The machines hold 1,200 sheets of ledger paper standard. You can add on a two-tray device that holds 3,600 letter pages. Single-position and multiposition finishers are available. So is a fax option.
The Copier/Printers include PCL and PostScript, a powerful processor, and a hard drive. They also support (optionally) scanning, including Xerox’s SmartSend scan workflow software. The Copier/Printer supports Xerox’ EIP (Extensible Interface Platform).
This specialized unit is aimed at a very specific market segment, primarily libraries. It’s a powerful machine with a good array of options.
Monday, June 9, 2008
BusinessWeek recently reported (“The New Push to Get Rid of Paper,” 5/30/08) on a renewed effort to approach the long-wished for “paperless office,” noting that the term is now 33 years old.
Of course offices are anything but paperless. As the article notes:“According to RISI, a research firm that tracks forest products, in 1975 the average U.S. office worker used 62 pounds of paper a year. By 1999, that figure peaked at 143 pounds, but in 2006 it was still at 127 pounds.”.

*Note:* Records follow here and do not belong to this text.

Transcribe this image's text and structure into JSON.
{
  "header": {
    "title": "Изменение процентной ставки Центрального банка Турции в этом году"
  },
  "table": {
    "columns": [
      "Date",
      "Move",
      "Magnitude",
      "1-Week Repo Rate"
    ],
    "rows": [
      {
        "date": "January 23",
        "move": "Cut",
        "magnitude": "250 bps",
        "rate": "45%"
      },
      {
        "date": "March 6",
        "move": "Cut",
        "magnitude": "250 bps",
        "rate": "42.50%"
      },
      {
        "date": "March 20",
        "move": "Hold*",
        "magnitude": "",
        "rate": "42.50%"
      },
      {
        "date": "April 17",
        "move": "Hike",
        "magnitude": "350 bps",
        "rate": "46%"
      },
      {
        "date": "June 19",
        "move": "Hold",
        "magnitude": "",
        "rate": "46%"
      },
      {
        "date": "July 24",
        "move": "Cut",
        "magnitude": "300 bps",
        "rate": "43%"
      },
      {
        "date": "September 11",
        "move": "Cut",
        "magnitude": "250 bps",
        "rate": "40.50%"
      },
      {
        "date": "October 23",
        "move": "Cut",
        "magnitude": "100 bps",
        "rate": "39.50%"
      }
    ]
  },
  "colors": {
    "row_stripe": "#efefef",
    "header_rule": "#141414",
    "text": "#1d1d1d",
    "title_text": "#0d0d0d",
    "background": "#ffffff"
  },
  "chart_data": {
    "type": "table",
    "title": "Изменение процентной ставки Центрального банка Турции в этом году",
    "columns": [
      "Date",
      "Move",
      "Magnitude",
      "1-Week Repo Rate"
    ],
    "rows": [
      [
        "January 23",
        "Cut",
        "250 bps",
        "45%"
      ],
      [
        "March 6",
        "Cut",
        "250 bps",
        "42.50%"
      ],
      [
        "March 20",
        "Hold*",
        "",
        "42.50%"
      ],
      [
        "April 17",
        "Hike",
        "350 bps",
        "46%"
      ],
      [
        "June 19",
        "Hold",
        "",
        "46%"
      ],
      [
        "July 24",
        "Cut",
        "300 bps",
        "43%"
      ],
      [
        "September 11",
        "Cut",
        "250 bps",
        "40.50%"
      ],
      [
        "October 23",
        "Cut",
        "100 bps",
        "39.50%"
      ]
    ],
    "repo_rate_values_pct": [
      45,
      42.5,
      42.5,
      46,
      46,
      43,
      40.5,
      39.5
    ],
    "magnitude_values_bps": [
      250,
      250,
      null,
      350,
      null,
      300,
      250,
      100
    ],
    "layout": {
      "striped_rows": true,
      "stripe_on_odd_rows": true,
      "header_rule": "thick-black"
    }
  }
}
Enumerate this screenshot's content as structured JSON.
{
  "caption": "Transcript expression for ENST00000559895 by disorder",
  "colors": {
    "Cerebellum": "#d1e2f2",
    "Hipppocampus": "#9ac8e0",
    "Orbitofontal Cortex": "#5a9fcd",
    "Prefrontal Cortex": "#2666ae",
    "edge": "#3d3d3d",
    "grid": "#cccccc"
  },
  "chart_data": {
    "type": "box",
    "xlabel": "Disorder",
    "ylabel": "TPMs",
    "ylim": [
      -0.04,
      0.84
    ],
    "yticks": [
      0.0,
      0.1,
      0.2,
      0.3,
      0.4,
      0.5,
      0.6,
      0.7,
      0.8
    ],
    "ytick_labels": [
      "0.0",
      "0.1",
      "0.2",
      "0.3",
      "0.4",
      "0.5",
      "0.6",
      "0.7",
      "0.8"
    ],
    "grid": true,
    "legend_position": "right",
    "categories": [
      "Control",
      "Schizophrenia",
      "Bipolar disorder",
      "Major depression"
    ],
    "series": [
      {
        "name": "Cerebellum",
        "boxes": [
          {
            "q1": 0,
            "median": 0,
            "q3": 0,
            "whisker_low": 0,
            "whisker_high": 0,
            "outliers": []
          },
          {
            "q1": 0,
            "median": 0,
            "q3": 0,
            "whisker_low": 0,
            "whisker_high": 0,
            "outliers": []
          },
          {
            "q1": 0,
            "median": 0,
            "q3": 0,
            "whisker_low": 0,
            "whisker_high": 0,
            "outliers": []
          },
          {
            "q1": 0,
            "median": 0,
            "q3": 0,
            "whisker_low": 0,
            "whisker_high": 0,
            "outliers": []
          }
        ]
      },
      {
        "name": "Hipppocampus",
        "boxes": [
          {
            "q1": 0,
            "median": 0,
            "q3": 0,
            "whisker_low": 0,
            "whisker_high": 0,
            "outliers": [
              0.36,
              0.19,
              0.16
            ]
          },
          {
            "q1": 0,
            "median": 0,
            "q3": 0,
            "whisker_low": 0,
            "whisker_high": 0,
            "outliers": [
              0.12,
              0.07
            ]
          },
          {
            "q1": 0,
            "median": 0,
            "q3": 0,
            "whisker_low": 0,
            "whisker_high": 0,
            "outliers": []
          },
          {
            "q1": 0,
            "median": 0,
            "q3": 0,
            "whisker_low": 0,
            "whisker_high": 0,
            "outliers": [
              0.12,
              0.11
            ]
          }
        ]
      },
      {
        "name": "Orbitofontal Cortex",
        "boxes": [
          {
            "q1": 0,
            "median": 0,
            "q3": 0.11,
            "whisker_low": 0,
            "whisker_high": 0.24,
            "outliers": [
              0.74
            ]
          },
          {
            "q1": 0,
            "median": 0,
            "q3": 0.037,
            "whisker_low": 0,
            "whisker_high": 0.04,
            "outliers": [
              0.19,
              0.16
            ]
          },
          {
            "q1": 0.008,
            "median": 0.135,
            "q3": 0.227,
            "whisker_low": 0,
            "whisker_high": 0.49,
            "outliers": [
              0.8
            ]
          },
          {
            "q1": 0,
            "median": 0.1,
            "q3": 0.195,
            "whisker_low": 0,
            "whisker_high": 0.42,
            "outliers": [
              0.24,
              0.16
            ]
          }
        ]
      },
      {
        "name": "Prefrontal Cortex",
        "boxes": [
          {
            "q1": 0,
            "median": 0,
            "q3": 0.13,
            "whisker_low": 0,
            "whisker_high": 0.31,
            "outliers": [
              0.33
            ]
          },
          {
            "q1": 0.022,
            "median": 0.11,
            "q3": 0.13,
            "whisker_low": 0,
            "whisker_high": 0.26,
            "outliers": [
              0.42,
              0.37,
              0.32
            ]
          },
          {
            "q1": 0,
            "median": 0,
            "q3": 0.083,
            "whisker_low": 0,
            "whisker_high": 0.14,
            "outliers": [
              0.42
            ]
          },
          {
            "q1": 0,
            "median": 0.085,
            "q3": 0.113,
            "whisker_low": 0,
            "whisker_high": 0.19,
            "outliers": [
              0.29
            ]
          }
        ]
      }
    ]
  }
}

But things may be changing, thanks to a public that is getting more used to receiving and viewing things on the screen. The article cites PNC Bank, 15% of whose customers now get PDF files rather than paper for account statements, up from 0% a few years ago. 80% of company internal reports are now published electronically, not on paper.
Among the interesting points cited in the report:
* One analyst “estimates that companies will spend about $8 billion this year on paper alone.”
* One company thought it “had 150 fax machines, but a detailed search turned up 1,000, many of which were rarely used.”
* “Researchers at Xerox found that about half of the documents printed in a typical office are thrown away within 24 hours.”